Before 1848, most of the cantons issued their own coins, and there are a variety of different denominations, including ducats, duplone, ecus, pistolet, goldgulden, franken and multiples and fractions of these.
The coins of Switzerland illustrates its varying fortunes. First there was the gold money of the Merovingian kings, among whose mints were Basel, Lausanne, Saint-Maurice-en-Valais, and Sitten pronounced as Sion. The dukes of Swabia began to strike at Zürich in the 10th century, and the empire from the 10th to the 13th century granted the right of coinage to various church foundations. Bern was allowed a mint by the emperor Frederick II in 1218, and other towns and seigneurs subsequently gained the same right. The demi- bracteate appeared about the middle of the 11th century, and about 1125 it was superseded by the true bracteate, which lasted until about 1300. Bracteates were lightweight silver coins so thin that they bore only a single type of design on the reverse of the coin, for which a special technique with the use of wooden dies was devised. The Swiss Confederation developed in the 14th century, and by the quantity the cantons struck their own money. These, together with the coins of some few sees and abbacies, formed the bulk of Swiss money of the medieval and modern periods. The cantonal coinage, interrupted by the French occupation, was suppressed in 1848, when a uniform currency was adopted.

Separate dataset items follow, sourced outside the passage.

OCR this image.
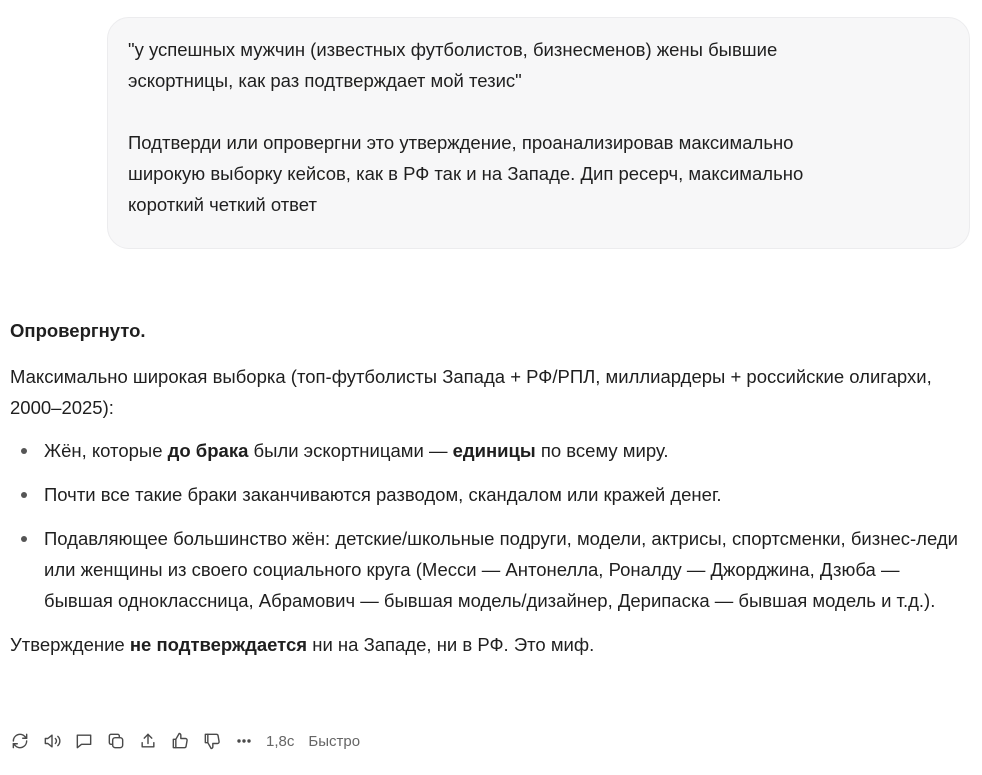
"у успешных мужчин (известных футболистов, бизнесменов) жены бывшие

эскортницы, как раз подтверждает мой тезис"

Подтверди или опровергни это утверждение, проанализировав максимально

широкую выборку кейсов, как в РФ так и на Западе. Дип ресерч, максимально

короткий четкий ответ

Опровергнуто.
Максимально широкая выборка (топ-футболисты Запада + РФ/РПЛ, миллиардеры + российские олигархи, 2000–2025):
Жён, которые до брака были эскортницами — единицы по всему миру.
Почти все такие браки заканчиваются разводом, скандалом или кражей денег.
Подавляющее большинство жён: детские/школьные подруги, модели, актрисы, спортсменки, бизнес-леди или женщины из своего социального круга (Месси — Антонелла, Роналду — Джорджина, Дзюба — бывшая одноклассница, Абрамович — бывшая модель/дизайнер, Дерипаска — бывшая модель и т.д.).
Утверждение не подтверждается ни на Западе, ни в РФ. Это миф.
1,8с Быстро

Switzerland is famous for the gold stored in its banks. Its best known gold coin is the 20 franc which was issued from 1886 to 1949. Ten franc coins were also issued from 1911 to 1922, although these are not seen as frequently as the twenty francs. Gold coins of other denominations have also been issued, but mainly for presentation purposes rather than for circulation. The mintage is very low for these other issues, and they are rarely seen.
The Swiss hold traditional shooting festivals, and issue cantonal coins which we believe are issued as prizes, while these all near a denomination, most are not of legal tender, but in any case are all rare, the mintage often being from under a hundred up to a few thousand.